While liberal critics may accuse the West of hypocrisy and double standards in bombing Gaddafi but not the Gulf butchers, in reality the imperial rulers consistently apply the same standards in each region: They defend strategic autocratic client regimes, which have allowed imperial states to build strategic air force and naval bases, run regional intelligence operations and set up logistical platforms for their ongoing wars in Iraq and Afghanistan as well as their future planned conflict with Iran. They attack Gaddafis Libya precisely because Gaddafi had refused to actively contribute to Western military operations in Africa and the Middle East.
The key point is that while Libya allows the biggest US-European multi-nationals to plunder its oil wealth, it did not become a strategic geo-political-military asset of the empire. As we have written in many previous essays the driving force of US empire-building is military - and not economic.
This is why billions of dollars of Western economic interests and contracts had been sacrificed in the setting up of sanctions against Iraq and Iran with the costly result that the invasion and occupation of Iraq shut down most oil exploitation for over a decade.
The Washington-led assault on Libya, with the majority of air sorties and missiles strikes being carried out by the Obama regime, is part of a more general counter-attack in response to the most recent Arab popular pro-democracy movements. The West is backing the suppression of these pro-democracy movements throughout the Gulf; it finances the pro-imperial, pro-Israel junta in Egypt and it is intervening in Tunisia to ensure that any new regime is correctly aligned. It supports a despotic regime in Algeria as well as Israels daily assaults on Gaza. In line with this policy, the West backs the uprising of ex-Gaddafites and right-wing monarchists, confident that the liberated Libya will once again provide military bases for the US-European military empire-builders.
In contrast, the emerging market-driven global and regional powers have refused to support this conflict, which jeopardizes their access to oil and threatens the current large-scale oil exploration contracts signed with Gaddafi. The growing economies of Germany, China, Russia, Turkey, India and Brazil rely on exploiting new markets and natural resources all over Africa and the Middle East, while the US, Britain and France spend billions pursuing wars that de-stabilize these markets, destroy infrastructure and foment long-term wars of resistance.
The growing market powers recognize that the Libyan rebels cannot secure a quick victory or ensure a stable environment for long-term trade and investments. The rebels, once in power, will be political clients of their militarist imperial mentors. Clearly, imperial military intervention on behalf of regional separatists seriously threatens these emerging market economies: The US supports ethno-religious rebels in Chinas Tibetan province and as well as the Uyghur separatists; Washington and London have long backed the Chechen separatists in the Russian Caucuses.
India is wary of the US military support for Pakistan, which claims Kashmir.
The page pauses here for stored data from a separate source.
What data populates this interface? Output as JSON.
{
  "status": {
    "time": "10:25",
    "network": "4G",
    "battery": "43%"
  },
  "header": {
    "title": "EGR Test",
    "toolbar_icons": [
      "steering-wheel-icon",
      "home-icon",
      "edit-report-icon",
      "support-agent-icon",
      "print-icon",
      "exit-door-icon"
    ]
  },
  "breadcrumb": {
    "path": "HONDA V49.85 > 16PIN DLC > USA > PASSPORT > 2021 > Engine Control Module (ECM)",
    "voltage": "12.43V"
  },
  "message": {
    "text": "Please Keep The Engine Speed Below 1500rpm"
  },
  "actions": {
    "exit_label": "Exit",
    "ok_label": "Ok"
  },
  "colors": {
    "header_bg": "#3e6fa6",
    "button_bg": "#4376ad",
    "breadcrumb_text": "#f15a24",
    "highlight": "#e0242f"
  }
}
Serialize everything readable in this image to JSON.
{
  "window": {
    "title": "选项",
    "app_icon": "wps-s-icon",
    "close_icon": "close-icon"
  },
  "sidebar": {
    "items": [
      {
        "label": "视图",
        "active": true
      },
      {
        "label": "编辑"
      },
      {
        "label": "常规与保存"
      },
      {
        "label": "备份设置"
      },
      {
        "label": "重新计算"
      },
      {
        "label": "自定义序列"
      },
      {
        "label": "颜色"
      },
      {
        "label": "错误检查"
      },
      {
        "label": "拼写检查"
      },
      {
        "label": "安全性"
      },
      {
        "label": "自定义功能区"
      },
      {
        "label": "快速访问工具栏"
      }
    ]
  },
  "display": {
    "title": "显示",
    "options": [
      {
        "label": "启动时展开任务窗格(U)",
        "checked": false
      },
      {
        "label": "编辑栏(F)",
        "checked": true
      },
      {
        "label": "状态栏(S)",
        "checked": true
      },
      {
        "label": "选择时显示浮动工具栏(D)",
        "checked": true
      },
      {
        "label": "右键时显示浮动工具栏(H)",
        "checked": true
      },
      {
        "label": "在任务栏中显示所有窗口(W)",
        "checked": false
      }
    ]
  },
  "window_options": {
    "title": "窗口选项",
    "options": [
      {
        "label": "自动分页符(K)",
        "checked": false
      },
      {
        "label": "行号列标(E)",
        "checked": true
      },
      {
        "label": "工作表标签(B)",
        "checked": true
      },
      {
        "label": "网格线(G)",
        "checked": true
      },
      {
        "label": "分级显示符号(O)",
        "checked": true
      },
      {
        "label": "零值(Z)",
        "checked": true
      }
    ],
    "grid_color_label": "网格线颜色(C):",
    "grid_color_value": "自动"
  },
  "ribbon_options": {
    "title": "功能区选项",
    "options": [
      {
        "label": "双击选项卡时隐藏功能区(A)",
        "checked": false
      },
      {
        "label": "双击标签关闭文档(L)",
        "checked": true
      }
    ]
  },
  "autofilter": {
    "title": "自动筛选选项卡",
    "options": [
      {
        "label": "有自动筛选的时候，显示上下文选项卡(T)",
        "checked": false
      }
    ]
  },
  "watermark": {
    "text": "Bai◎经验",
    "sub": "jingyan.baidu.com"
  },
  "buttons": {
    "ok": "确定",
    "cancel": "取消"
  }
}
Turkey is facing Kurdish separatists who receive arms and safe haven from their US-supplied Iraqi Kurdish counterparts.
The North African precedent of an imperial invasion of Libya on behalf of its separatist clients worries the emerging market-powers. It is also an ongoing threat to the mass-based popular Arab freedom movements.
And the invasion sounds the death knell for the US economy and its fragile recovery: three ongoing, endless wars will break the budget much sooner than later. Most tragic of all, the Wests humanitarian invasion has fatally undermined genuine efforts by Libyas civilian democrats, socialists and nationalists to free their country from both a dictatorship and from imperial-backed reactionaries.